Unfortunately, a plan to move forward studying patients with Substance Use Disorder was abandoned due to the COVID-19 health emergency.
During my time working with patients with cancer, I helped coordinate an art exhibit by Lacie Lee Wallace, who was featured on West Virginia Public Broadcasting. I am also grateful to have been awarded the Susan S. Landis Award for Distinguished Service to the Arts by the West Virginia Division of Culture, History and the Arts, for my work writing with patients with cancer.

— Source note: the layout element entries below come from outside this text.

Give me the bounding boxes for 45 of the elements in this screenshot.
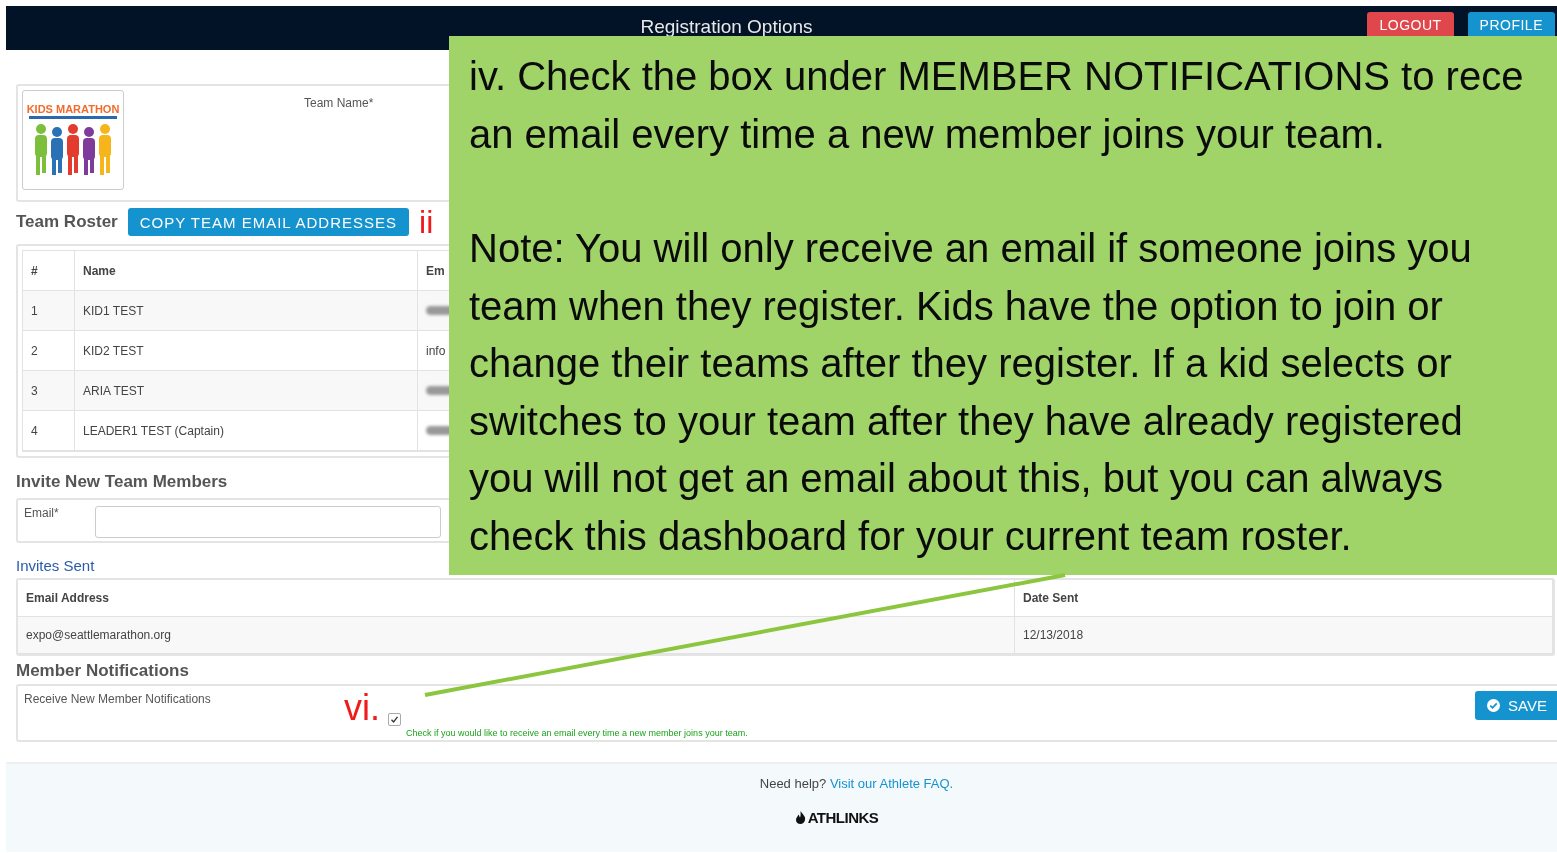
section-heading: Invite New Team Members bbox=[16, 472, 228, 492]
callout-text: check this dashboard for your current team roster. bbox=[469, 512, 1352, 560]
callout-text: change their teams after they register. If a kid selects or bbox=[469, 340, 1452, 387]
logout-button[interactable]: LOGOUT bbox=[1367, 12, 1454, 38]
table-cell: info bbox=[426, 343, 446, 358]
invites-sent-link[interactable]: Invites Sent bbox=[16, 557, 95, 574]
table-cell: KID1 TEST bbox=[75, 291, 418, 331]
table-cell: ARIA TEST bbox=[75, 371, 418, 411]
table-cell: 12/13/2018 bbox=[1015, 617, 1553, 654]
email-label: Email* bbox=[24, 505, 59, 520]
flame-icon bbox=[794, 811, 806, 824]
notifications-checkbox[interactable] bbox=[388, 713, 401, 726]
brand-logo: ATHLINKS bbox=[794, 809, 879, 826]
annotation-marker: vi. bbox=[344, 690, 380, 726]
save-button[interactable]: SAVE bbox=[1475, 691, 1557, 720]
check-circle-icon bbox=[1487, 699, 1501, 712]
table-cell: 1 bbox=[23, 291, 75, 331]
team-name-label: Team Name* bbox=[304, 95, 374, 112]
callout-text: switches to your team after they have already registered bbox=[469, 397, 1463, 445]
email-input[interactable] bbox=[94, 506, 441, 538]
copy-emails-button[interactable]: COPY TEAM EMAIL ADDRESSES bbox=[127, 208, 409, 236]
profile-button[interactable]: PROFILE bbox=[1467, 12, 1555, 38]
callout-text: you will not get an email about this, but you can always bbox=[469, 455, 1443, 502]
table-cell: 3 bbox=[23, 371, 75, 411]
column-header: Name bbox=[75, 251, 418, 291]
table-cell: KID2 TEST bbox=[75, 331, 418, 371]
column-header: # bbox=[23, 251, 75, 291]
column-header: Email Address bbox=[18, 580, 1015, 617]
kids-marathon-logo: KIDS MARATHON bbox=[22, 90, 124, 190]
page-title: Registration Options bbox=[640, 16, 813, 38]
table-cell: expo@seattlemarathon.org bbox=[18, 617, 1015, 654]
annotation-marker: ii bbox=[419, 206, 434, 238]
callout-text: iv. Check the box under MEMBER NOTIFICATIONS to rece bbox=[469, 53, 1524, 100]
notifications-label: Receive New Member Notifications bbox=[24, 691, 212, 708]
table-cell: LEADER1 TEST (Captain) bbox=[75, 411, 418, 451]
table-cell: 4 bbox=[23, 411, 75, 451]
section-heading: Member Notifications bbox=[16, 661, 189, 681]
help-sentence: Need help? Visit our Athlete FAQ. bbox=[759, 776, 954, 791]
table-cell: 2 bbox=[23, 331, 75, 371]
faq-link[interactable]: Visit our Athlete FAQ. bbox=[829, 776, 954, 791]
section-heading: Team Roster bbox=[16, 212, 118, 232]
checkmark-icon bbox=[390, 715, 399, 724]
help-text: Check if you would like to receive an email every time a new member joins your team. bbox=[406, 728, 748, 738]
callout-text: an email every time a new member joins your team. bbox=[469, 110, 1385, 158]
column-header: Date Sent bbox=[1015, 580, 1553, 617]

As an Honors Faculty Fellow at West Virginia University, I created a health humanities course, Medicine and the Arts, which helped undergraduate students make connections between artistic production and the health sciences, examining the historical, linguistic, cultural and aesthetic contexts in which we engage in and with healthcare. With components of service-learning woven through the course, students engaged with health humanities in both traditional classroom settings and through hands-on projects in healthcare spaces.
A frequent workshop leader in narrative medicine and speaker on health humanities, I am currently a West Virginia Humanities Council Fellow for my work in narrative medicine. I recently was a Keynote Speaker at Missouri Southern State University's Artful Medicine Symposium.
Continuing my work in narrative medicine in West Virginia, I am a creative partner in Healthcare Is Human.
My scholarship in narrative medicine and health humanities includes a co-edited anthology, Bodies of Truth: Personal Narratives of Illness, Disability, and Medicine. You can learn more by reading this interview on the book at Punctuate. As well, and am a contributing writer at Synapsis: A Health Humanities Journal. Later this year, my chapter, "The Interdisciplinarity of Health Humanities" will be included in The Elgar Handbook of Interdisciplinary Studies.